Он просил хотя и настойчиво, но с полным доверием ребенка к матери; радостно встрепенулось сердце молодой женщины: этот упрямый ребенок с первой минуты добровольно подчинялся ее материнскому авторитету, и луч счастия проник в ее изболевшуюся, печальную душу; она обняла мальчика и нежно поцеловала его.

– Дай мне конфеты, Лео! Я сама отнесу их Габриелю. Ты должен теперь лечь спать, – сказала она и протянула руку. – Я скажу ему от тебя «покойной ночи», но где я найду его?

Лео охотно вывернул карманы и высыпал конфеты в красивые руки матери. Она улыбнулась: такого богатства шоколада нельзя было показать деду: выговор, сделанный за фруктовое мороженое, не ускользнул от ее тонкого слуха.

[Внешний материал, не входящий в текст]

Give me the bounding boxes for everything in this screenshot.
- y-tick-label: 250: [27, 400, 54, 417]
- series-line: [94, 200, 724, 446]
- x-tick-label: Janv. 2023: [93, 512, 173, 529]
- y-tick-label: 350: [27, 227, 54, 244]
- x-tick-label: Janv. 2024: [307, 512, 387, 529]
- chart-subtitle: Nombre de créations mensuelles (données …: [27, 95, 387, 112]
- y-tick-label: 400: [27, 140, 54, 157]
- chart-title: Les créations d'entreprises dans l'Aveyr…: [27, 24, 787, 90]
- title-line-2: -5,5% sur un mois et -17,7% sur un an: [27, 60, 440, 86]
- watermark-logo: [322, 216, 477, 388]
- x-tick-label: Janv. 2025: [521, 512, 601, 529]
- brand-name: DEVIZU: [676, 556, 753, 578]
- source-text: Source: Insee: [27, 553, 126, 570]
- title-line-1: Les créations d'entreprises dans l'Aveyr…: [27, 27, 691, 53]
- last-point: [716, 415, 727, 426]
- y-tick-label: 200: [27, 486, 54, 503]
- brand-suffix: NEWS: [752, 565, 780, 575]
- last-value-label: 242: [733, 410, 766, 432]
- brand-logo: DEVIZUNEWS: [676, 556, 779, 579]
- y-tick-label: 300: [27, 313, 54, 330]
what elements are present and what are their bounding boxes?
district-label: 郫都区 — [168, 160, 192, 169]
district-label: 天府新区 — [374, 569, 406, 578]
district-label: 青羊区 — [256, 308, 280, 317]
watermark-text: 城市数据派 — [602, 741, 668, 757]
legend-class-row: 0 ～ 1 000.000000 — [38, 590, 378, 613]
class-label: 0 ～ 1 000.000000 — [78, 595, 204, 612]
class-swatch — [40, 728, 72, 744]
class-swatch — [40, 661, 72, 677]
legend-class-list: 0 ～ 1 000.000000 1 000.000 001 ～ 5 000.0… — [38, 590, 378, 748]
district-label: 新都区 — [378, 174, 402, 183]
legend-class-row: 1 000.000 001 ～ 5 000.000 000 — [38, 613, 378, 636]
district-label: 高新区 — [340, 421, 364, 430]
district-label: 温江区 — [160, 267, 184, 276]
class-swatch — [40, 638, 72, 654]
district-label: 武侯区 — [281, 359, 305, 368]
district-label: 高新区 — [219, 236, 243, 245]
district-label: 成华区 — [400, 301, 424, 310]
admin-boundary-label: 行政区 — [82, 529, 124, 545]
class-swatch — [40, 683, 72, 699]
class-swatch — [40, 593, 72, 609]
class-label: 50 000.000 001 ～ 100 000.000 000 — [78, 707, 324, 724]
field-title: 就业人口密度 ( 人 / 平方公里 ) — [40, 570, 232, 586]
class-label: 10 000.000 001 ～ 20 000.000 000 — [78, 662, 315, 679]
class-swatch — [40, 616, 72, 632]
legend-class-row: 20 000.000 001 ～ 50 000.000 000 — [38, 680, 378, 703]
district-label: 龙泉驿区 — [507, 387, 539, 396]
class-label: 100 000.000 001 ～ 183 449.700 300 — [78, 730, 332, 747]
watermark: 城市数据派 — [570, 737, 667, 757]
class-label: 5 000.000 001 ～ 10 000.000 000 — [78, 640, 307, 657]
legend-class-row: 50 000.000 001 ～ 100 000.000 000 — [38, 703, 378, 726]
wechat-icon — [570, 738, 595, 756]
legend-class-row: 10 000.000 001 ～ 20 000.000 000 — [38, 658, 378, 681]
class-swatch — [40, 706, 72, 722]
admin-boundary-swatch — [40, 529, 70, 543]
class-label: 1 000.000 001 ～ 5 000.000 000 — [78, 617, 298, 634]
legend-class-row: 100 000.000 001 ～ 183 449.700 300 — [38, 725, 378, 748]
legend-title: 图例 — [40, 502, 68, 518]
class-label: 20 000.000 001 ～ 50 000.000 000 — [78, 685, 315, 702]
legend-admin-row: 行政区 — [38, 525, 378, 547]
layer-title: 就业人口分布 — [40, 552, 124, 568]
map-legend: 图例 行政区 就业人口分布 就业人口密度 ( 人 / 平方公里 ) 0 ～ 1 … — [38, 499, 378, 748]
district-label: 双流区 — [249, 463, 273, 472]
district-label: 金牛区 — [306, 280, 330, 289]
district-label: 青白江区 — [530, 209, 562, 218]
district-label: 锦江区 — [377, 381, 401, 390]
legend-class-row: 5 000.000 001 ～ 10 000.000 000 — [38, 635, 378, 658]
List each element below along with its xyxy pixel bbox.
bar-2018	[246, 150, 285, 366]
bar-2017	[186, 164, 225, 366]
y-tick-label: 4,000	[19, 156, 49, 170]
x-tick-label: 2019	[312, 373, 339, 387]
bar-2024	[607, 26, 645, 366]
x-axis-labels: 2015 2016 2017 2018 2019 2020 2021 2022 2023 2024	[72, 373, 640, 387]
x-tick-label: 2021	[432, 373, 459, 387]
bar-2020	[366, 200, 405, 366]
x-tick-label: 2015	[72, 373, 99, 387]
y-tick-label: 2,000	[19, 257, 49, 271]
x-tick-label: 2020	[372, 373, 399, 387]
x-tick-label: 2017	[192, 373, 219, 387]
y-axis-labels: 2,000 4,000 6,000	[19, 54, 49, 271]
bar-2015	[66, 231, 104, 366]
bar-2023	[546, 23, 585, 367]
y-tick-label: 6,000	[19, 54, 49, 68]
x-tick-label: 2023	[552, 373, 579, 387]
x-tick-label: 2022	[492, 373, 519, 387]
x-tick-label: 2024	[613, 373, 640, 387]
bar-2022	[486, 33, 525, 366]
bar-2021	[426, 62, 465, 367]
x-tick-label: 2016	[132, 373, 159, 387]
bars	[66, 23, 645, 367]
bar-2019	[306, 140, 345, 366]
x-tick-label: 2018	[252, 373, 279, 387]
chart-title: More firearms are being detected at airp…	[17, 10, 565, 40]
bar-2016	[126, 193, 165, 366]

– Ты должна идти туда, мимо пруда, – объяснил мальчик, указывая на проволочную решетку. – А только в дом нельзя входить, дедушка это строго запретил, а фрейлейн Бергер говорит, что там живет колдунья с длинными зубами; конечно, это глупости, и я не боюсь. Ведь не кусает же она Габриеля?..

Молодая мать застегнула рубашечку Лео и повела его за руку обратно в замок… У потолка была привешена лампа, освещавшая сквозь зеленое граненое стекло магическим светом спальню ребенка. Постель царственного дитяти не могла бы быть роскошнее и изящнее постели этого потомка Майнау. Но несмотря на всю окружавшую его роскошь, на шелковые занавесы у постели, на дорогие кружева и шитье, украшавшие подушки и простыни малютки, бедному ребенку недоставало нежных попечений… Его сна не охраняла добрая любящая рука, хотя бронзовый ангел и поддерживал шелковые складки над его постелью и простирал над ним свои блестящие золотые крылышки…

Из соседней классной комнаты доносился веселый хохот и звон стаканов. Лиане казалось, что душа умершей матери должна, грозная, витать здесь и чертить на стене Mene, Tekel…[2] забывшей свои обязанности наставнице.